International religious liberty
Baptists should also care about religious liberty around the world, Marshall said.
She pointed to the nation of Myanmar, where Central has a partnership and is thus a place she frequently visits. Christians in Myanmar represent a minority and live in a land where the government favors another religion, Buddhism.
Marshall noted several problematic laws, including requiring people to convert religions to get approval, making it difficult for Buddhist women to marry outside the faith and obstacles to building religious buildings.
“Baptists have made religious liberty a hallmark of our faith and it matters that we stand with other Baptists, especially those in Myanmar who face severe constriction of free exercise,” she said.

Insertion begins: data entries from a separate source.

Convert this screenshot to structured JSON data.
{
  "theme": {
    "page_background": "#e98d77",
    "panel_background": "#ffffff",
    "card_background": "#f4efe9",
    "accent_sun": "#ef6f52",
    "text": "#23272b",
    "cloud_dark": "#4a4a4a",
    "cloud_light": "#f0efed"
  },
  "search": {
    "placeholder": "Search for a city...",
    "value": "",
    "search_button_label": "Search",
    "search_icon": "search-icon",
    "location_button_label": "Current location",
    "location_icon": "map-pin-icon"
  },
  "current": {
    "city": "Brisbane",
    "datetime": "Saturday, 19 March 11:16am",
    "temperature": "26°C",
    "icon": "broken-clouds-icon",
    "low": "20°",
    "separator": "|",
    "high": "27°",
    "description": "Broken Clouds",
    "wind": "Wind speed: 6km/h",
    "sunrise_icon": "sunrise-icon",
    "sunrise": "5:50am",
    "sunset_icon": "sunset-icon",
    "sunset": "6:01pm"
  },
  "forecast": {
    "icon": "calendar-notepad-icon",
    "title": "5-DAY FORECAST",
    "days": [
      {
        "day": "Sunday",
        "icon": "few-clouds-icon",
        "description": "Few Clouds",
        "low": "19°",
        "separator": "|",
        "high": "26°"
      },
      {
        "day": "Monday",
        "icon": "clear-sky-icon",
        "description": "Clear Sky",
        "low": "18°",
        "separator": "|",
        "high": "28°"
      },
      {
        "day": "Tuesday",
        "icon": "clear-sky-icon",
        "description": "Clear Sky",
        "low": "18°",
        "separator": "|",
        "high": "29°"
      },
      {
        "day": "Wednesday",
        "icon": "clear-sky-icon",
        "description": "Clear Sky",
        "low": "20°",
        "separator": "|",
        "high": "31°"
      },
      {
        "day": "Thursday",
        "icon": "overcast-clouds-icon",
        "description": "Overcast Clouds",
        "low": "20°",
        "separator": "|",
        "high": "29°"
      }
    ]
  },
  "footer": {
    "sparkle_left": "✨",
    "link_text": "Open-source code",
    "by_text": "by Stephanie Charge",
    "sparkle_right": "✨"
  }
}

Elijah Brown agrees with Marshall’s plea. He serves as the executive vice president of the 21st Century Wilberforce Initiative, an organization that focuses on issues of international persecution and religious liberty.
Brown noted that more than 77 percent of the world — or more than 5 billion people — “continue to live in contexts of religious discrimination, marginalization and persecution.”
Places where the 21st Century Wilberforce Initiative has worked recently include Iraq, Nigeria, Hong Kong and Ethiopia.
“As the most globally diffuse religion, Christians are the most persecuted faith community worldwide and face restriction, discrimination or persecution in over 60 countries,” he added. “On average, 20 Christians are martyred every day.”
Brown and his organization do not merely advocate for Christians, but also work to advance religious liberty rights for other persecuted religious groups.
“Practically from the beginning, Baptists have championed religious freedom, and that religious freedom applied not just to Christians but for all people in all places of all religions,” he said.
Brown also sees religious liberty as beneficial to society overall.
“Religious freedom is vital to building democratic societies,” he said. “Human rights and religious freedom allows people to exchange ideas and to build society by persuasion rather than by manipulation or force.
“Religious freedom builds a deep respect for human dignity and the value of every individual’s conscience,” he added. “Where religious freedom and human rights are emphasized, the temptation to extremism is brought down.”
— This story appeared originally at wordandway.org.